IBIIS-AIMI Seminar: Negar Golestani, PhD & Jean-Benoit Delbrouck, PhD

Title: AI in Radiology-Pathology Fusion Towards Precise Breast Cancer Detection 

Abstract: Breast cancer is a global public health concern with various treatment options based on tumor characteristics. Pathological examination of excised tissue after surgery provides important information for treatment decisions. This pathology processing involving the manual selection of representative sections for histological examination is time-consuming and subjective, which can lead to potential sampling errors. Accurately identifying residual tumors is a challenging task, which highlights the need for systematic or assisted methods. Radiology-pathology registration is essential for developing deep-learning algorithms to automate cancer detection on radiology images. However, aligning faxitron and histopathology images is difficult due to content and resolution differences, tissue deformation, artifacts, and imprecise correspondence. We propose a novel deep learning-based pipeline for affine registration of faxitron images (x-ray representations of macrosections of ex-vivo breast tissue) with their corresponding histopathology images. Our model combines convolutional neural networks (CNN) and vision transformers (ViT), capturing local and global information from the entire tissue macrosection and its segments. This integrated approach enables simultaneous registration and stitching of image segments, facilitating segment-to-macrosection registration through a puzzling-based mechanism. To overcome the limitations of multi-modal ground truth data, we train the model using synthetic mono-modal data in a weakly supervised manner. The trained model successfully performs multi-modal registration, outperforms existing baselines, including deep learning-based and iterative models, and is approximately 200 times faster than the iterative approach. The application of proposed registration method allows for the precise mapping of pathology labels onto radiology images, thereby establishing ground truth labels for training classification and detection models on radiological data. This work bridges the gap in current research and clinical workflow, offering potential improvements in efficiency and accuracy for breast cancer evaluation and streamlining pathology workflow.
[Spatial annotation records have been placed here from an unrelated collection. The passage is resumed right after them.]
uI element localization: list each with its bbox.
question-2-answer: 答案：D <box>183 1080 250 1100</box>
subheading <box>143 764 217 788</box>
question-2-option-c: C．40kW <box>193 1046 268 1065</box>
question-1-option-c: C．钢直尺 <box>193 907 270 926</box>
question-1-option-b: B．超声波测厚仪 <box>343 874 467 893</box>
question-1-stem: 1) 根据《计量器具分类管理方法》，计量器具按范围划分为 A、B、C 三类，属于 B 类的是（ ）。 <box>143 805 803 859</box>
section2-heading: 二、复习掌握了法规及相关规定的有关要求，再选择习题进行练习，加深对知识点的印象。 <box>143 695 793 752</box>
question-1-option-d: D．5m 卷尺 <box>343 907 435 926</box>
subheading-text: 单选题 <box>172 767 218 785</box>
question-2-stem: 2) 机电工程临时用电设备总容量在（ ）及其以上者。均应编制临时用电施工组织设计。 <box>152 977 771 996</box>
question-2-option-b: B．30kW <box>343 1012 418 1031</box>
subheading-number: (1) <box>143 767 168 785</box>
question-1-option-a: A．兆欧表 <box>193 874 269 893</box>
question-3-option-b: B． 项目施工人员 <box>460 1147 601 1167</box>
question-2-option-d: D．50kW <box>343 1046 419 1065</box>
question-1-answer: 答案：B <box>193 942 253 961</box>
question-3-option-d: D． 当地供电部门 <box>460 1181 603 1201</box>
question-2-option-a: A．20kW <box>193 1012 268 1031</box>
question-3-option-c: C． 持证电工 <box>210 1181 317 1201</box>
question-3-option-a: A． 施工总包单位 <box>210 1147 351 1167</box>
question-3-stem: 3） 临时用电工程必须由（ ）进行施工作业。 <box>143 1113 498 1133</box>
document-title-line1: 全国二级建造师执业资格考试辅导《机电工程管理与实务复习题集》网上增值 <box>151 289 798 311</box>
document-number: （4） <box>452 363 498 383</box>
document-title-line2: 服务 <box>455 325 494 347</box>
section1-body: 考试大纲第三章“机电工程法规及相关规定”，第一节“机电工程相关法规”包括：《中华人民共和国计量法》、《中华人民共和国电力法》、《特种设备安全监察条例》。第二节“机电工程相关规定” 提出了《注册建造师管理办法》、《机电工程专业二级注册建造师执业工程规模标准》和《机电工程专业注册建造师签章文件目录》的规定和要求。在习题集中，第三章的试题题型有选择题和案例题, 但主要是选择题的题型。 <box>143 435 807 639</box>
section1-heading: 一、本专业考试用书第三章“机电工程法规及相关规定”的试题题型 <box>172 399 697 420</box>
Title: Generating Accurate and Factually Correct Medical Text

Abstract: Generating factually correct medical text is of utmost importance due to several reasons. Firstly, patient safety is heavily dependent on accurate information as medical decisions are often made based on the information provided. Secondly, trust in AI as a reliable tool in the medical field is essential, and this trust can only be established by generating accurate and reliable medical text. Lastly, medical research also relies heavily on accurate information for meaningful results. Recent studies have explored new approaches for generating medical text from images or findings, ranging from pretraining to Reinforcement Learning, and leveraging expert annotations. However, a potential game changer in the field is the integration of GPT models in pipelines for generating factually correct medical text for research or production purposes.